Hand-built OSINT wordlist forge in Rust. Craft blocks, order your blueprint, generate the list, then strike with hashcat or john.
mcpscrk — Marco Calvo Password Cracker
An OSINT wordlist forge. Turn what you know about a target into a surgical,
hand-built dictionary — block by block, in the order you choose — then throw it
at the hash with hashcat or john.
It does one thing, and it does it well: build the right list for this person.
One workshop: intel in, blueprint out, hash tested — no fixed templates.
Breaking the mold
The "personalized wordlist generators" you find online all hand you the same fixed recipe — same template, same order, same predictable output. A blind cartesian product that sprays billions of strings nobody would ever type.
mcpscrk throws that away. Here there is no fixed structure. You assemble the dictionary by hand, the way a real operator would attack this target: you choose every block, every transform (capitalization, leet, dates), and the exact order they nest into. The wordlist becomes a weapon you machined yourself, so you can always craft exactly what you want.

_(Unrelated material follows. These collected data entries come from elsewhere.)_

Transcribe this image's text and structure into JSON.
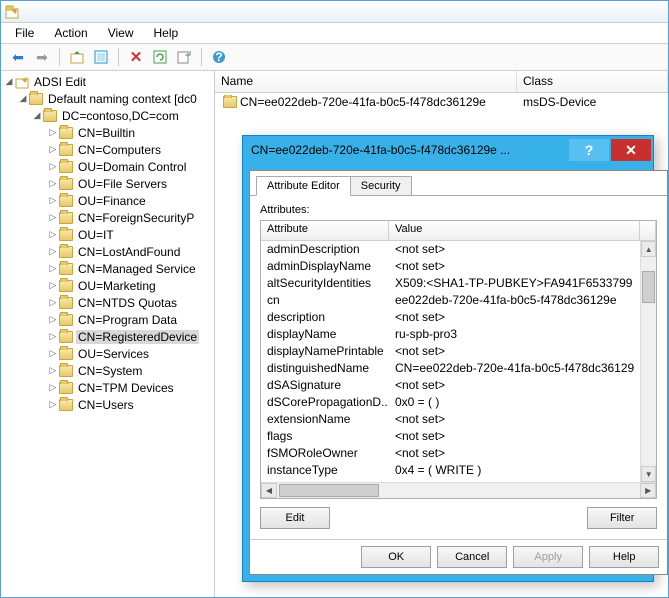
{
  "menu": {
    "file": "File",
    "action": "Action",
    "view": "View",
    "help": "Help"
  },
  "tree": {
    "root": "ADSI Edit",
    "ctx": "Default naming context [dc0",
    "dc": "DC=contoso,DC=com",
    "children": [
      "CN=Builtin",
      "CN=Computers",
      "OU=Domain Control",
      "OU=File Servers",
      "OU=Finance",
      "CN=ForeignSecurityP",
      "OU=IT",
      "CN=LostAndFound",
      "CN=Managed Service",
      "OU=Marketing",
      "CN=NTDS Quotas",
      "CN=Program Data",
      "CN=RegisteredDevice",
      "OU=Services",
      "CN=System",
      "CN=TPM Devices",
      "CN=Users"
    ],
    "selectedIndex": 12
  },
  "list": {
    "cols": {
      "name": "Name",
      "class": "Class"
    },
    "row": {
      "name": "CN=ee022deb-720e-41fa-b0c5-f478dc36129e",
      "class": "msDS-Device"
    }
  },
  "dialog": {
    "title": "CN=ee022deb-720e-41fa-b0c5-f478dc36129e ...",
    "tabs": {
      "editor": "Attribute Editor",
      "security": "Security"
    },
    "attrLabel": "Attributes:",
    "gridCols": {
      "attr": "Attribute",
      "val": "Value"
    },
    "rows": [
      {
        "a": "adminDescription",
        "v": "<not set>"
      },
      {
        "a": "adminDisplayName",
        "v": "<not set>"
      },
      {
        "a": "altSecurityIdentities",
        "v": "X509:<SHA1-TP-PUBKEY>FA941F6533799"
      },
      {
        "a": "cn",
        "v": "ee022deb-720e-41fa-b0c5-f478dc36129e"
      },
      {
        "a": "description",
        "v": "<not set>"
      },
      {
        "a": "displayName",
        "v": "ru-spb-pro3"
      },
      {
        "a": "displayNamePrintable",
        "v": "<not set>"
      },
      {
        "a": "distinguishedName",
        "v": "CN=ee022deb-720e-41fa-b0c5-f478dc36129"
      },
      {
        "a": "dSASignature",
        "v": "<not set>"
      },
      {
        "a": "dSCorePropagationD...",
        "v": "0x0 = (  )"
      },
      {
        "a": "extensionName",
        "v": "<not set>"
      },
      {
        "a": "flags",
        "v": "<not set>"
      },
      {
        "a": "fSMORoleOwner",
        "v": "<not set>"
      },
      {
        "a": "instanceType",
        "v": "0x4 = ( WRITE )"
      }
    ],
    "buttons": {
      "edit": "Edit",
      "filter": "Filter",
      "ok": "OK",
      "cancel": "Cancel",
      "apply": "Apply",
      "help": "Help"
    }
  }
}
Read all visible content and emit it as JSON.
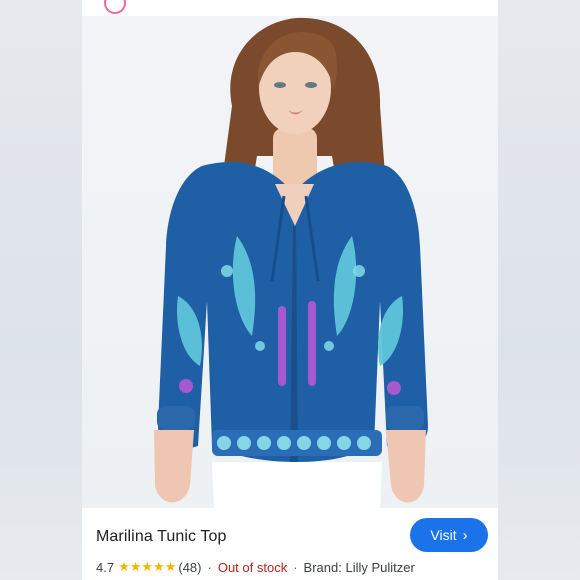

The forge is only as sharp as your intel. If the list does not break the hash, it is on you — you do not know the target well enough yet. Go back to recon and machine a better build.
How it works
Target (OSINT) -> Materials -> Blocks -> Blueprint -> Forge -> wordlist -> Strike
Target — OSINT into materials
Pull the subject's public footprint into the sets (names, dates, relations, passions, places, numbers…). Empty fields stay out of the way until you need them.
Forge — blocks, blueprint, wordlist
Pick a material, apply capitalization and leet, machine reusable blocks. Drag them into order — that order is the nesting of the loops. Set length bounds, preview the live count, write the list.
Strike — detect, crack, verdict
Detect the hash (hashcat + John's second opinion), run hashcat or john over your build with live progress and cancel, then read the exposure verdict on the recovery.
Running it
A single flag: the port. Build it and visit the interface.
make run # builds (release) + serves on :8787
make run PORT=9000 # pick your own port
# or directly:
cargo run --release -- --port 8787
Then open http://127.0.0.1:8787 and work from the browser. The whole UI —
target intel, the forge, and the strike lab — is embedded in the single binary;
there are no external assets to serve.
make always refreshes bin/mcpscrk with the latest optimized build.
Cracking engines (optional)
The Strike tab drives external tools; install whichever you want:
sudo apt install -y hashcat pocl-opencl-icd # hashcat + a CPU OpenCL runtime
For John the Ripper you want the jumbo build (the apt package is core John and can't crack raw hashes). If an engine is missing, mcpscrk still forges wordlists and tells you what is unavailable; if one engine fails to run it falls back to the other.
Architecture
src/
├── main.rs boot + CLI + privilege/engine warnings
├── cli.rs single flag: -p/--port
├── engine/ THE FORGE - all dictionary-building logic
│ ├── sets.rs OSINT categories + symbol/separator defaults
│ ├── expand.rs capitalization + leet speak (with explosion guards)
│ ├── dates.rs date engine
│ ├── block.rs assembly piece (block)
│ ├── blueprint.rs ordered blocks = nested loops, size estimate
│ ├── forge.rs lazy generation + dedup + streaming write + count
│ └── filters.rs min/max length
├── crack/ THE STRIKE - drives hashcat/john (never reinvents them)
│ ├── detect.rs hash-type detection (hashcat --identify + John's view)
│ ├── job.rs async attack: live progress, cancel, engine fallback
│ ├── runner.rs engine primitives
│ └── rating.rs exposure verdict
└── server/ THE VIEW - web server (axum), state, routes
web/ embedded frontend (brief / target / forge / strike)
Responsible use
Use mcpscrk only against hashes and accounts you own or are explicitly authorized to test. The real lesson it teaches: hand-made, footprint-based passwords are fragile — use a password manager.